A. The main complication is creating a liner that is sufficiently smooth to avoid instabilities. A low density gas that is brought together with a high density gas can form surface ripples, but merging the gases fast enough can avoid this as long as the liner is smooth enough to begin with. This is still in the experimentation and modeling phase and still needs to be resolved.
The second issue is how to form the target, which must be magnetized with an embedded magnetic field that increases in strength as it is compressed. The process must be fast and can not lose energy to maintain heat. Understanding this magnetic property must still be researched. One area of focus is developing a traveling wave using lasers to drive electrons within the plasma, creating a current and the magnetic field. Doug is planning to place a loop of current at the gun’s muzzle with the hopes that the magnetic field will reach the target as it travels with the plasma jet.
The third challenge is the development of the guns. Each gun must accelerate at least 20 milligrams of plasma at about 100 kilometers per second using a compact jet once per second. This creates issues of cooling and achieving the required parameters. The repetition rate will be the most difficult to achieve. The guns would require a different coolant loop to the reactor and it is currently unclear what coolant fluid would be used. The guns would not want to exceed a few hundred degrees celsius because gun seals are usually rubber and must be kept under a certain temperature.
Accelerating progress requires additional funding (35:52)
35:52-41:10 (Doug discusses how funding is required to move fusion technologies forward and accelerate progress.)
Q. What will move this technology forwards?
A. Doug’s work is funded by ARPA-E’s Alpha Project. There is currently work to plan a following program that could fund Doug to further develop the target guns. Doug does not expect to produce neutrons in the next program because he does not foresee the project reaching the necessary parameters. While they would love to see neutrons being produced at this stage, the facility can not handle too many neutrons because it presents a safety issue. Rather, the next step is focusing on getting the liner on the target.
Even with large sums of money, the challenges will not be overcome within five years. This is because much of the work must be completed in series. The process can be sped up and Doug predicts that progress can be achieved within seven or eight years. Funding is the primary issue in achieving this goal.
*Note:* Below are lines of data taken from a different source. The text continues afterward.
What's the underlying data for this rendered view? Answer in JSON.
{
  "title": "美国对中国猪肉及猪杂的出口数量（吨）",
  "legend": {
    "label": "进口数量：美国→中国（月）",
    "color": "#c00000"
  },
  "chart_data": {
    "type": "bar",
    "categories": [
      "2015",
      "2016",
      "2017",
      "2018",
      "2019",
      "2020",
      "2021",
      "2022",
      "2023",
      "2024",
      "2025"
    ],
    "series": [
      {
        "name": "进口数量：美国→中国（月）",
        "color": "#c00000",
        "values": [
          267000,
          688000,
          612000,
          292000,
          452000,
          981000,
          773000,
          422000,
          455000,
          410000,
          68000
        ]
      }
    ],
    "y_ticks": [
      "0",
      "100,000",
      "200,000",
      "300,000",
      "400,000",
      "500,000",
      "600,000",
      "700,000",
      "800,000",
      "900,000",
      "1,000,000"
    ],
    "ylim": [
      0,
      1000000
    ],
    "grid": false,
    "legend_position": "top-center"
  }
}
More people are needed to code simulations as well as to develop gas valve, igniter, capacitor and switch technologies. Much of this work could be done in parallel to the plasma implosion process development. Doug believes there are talented scientists within the community, but the financial support is currently lacking.
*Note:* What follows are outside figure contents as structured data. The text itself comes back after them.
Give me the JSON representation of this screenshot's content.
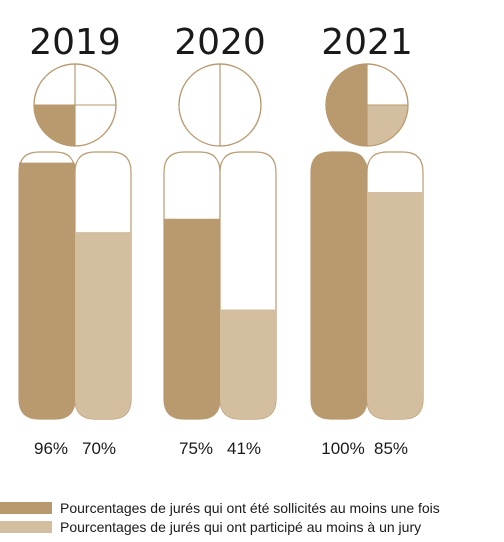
{
  "chart_data": {
    "type": "bar",
    "categories": [
      "2019",
      "2020",
      "2021"
    ],
    "series": [
      {
        "name": "Pourcentages de jurés qui ont été sollicités au moins une fois",
        "values": [
          96,
          75,
          100
        ],
        "labels": [
          "96%",
          "75%",
          "100%"
        ],
        "color": "#B9996E"
      },
      {
        "name": "Pourcentages de jurés qui ont participé au moins à un jury",
        "values": [
          70,
          41,
          85
        ],
        "labels": [
          "70%",
          "41%",
          "85%"
        ],
        "color": "#D3BEA0"
      }
    ],
    "ylim": [
      0,
      100
    ]
  },
  "colors": {
    "outline": "#B9996E",
    "background": "#ffffff",
    "text": "#1a1a1a"
  }
}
Advantages and disadvantages of PJMIF (41:11)
41:11-46:28 (Doug explains the advantages and disadvantages of HyperV Technologies’ system compared to other fusion approaches. He also states his hope for the next 15 years.)
Q. How does this technology hold up against the other approaches to fusion?
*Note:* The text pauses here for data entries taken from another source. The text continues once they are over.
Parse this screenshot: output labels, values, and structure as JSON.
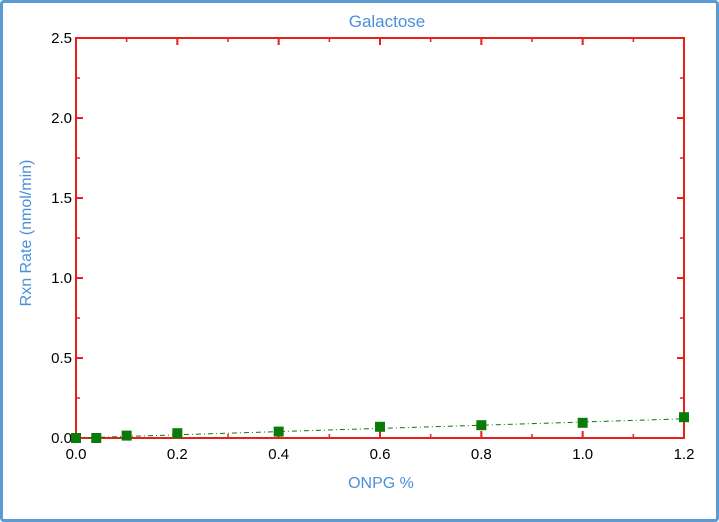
{
  "chart_data": {
    "type": "scatter",
    "title": "Galactose",
    "xlabel": "ONPG %",
    "ylabel": "Rxn Rate (nmol/min)",
    "xlim": [
      0,
      1.2
    ],
    "ylim": [
      0,
      2.5
    ],
    "x_ticks": [
      "0.0",
      "0.2",
      "0.4",
      "0.6",
      "0.8",
      "1.0",
      "1.2"
    ],
    "y_ticks": [
      "0.0",
      "0.5",
      "1.0",
      "1.5",
      "2.0",
      "2.5"
    ],
    "x_tick_values": [
      0,
      0.2,
      0.4,
      0.6,
      0.8,
      1.0,
      1.2
    ],
    "y_tick_values": [
      0,
      0.5,
      1.0,
      1.5,
      2.0,
      2.5
    ],
    "grid": false,
    "series": [
      {
        "x": [
          0,
          0.04,
          0.1,
          0.2,
          0.4,
          0.6,
          0.8,
          1.0,
          1.2
        ],
        "y": [
          0.0,
          0.0,
          0.015,
          0.03,
          0.04,
          0.07,
          0.08,
          0.095,
          0.13
        ],
        "marker": "square",
        "color": "#0a7a0a"
      }
    ],
    "trendline": {
      "x": [
        0,
        1.2
      ],
      "y": [
        0.0,
        0.12
      ],
      "style": "dash-dot",
      "color": "#0a7a0a"
    },
    "axis_color": "#e8201a",
    "text_color": "#4a90d9"
  }
}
A. There are both advantages and disadvantages. Magneto inertial fusion has the potential to reach the fusion reactor stage sooner and cheaper than the Tokamaks, which is costly in terms of time and money to build. Doug’s approach allows for faster research and development, meaning the point of break even can be reached sooner. Each approach has similar physics-based challenges. Doug’s primary focus is an engineering challenge to create a system that performs as wanted. Doug expects a reactor with this technology to be not much smaller than 50 megawatts and could fit into about the size of an area slightly bigger than a basketball court. The system could be about 10 meters in diameter, but the support systems and structure add to the size. Fifteen years from now, Doug believes fusion will reach the break-even point.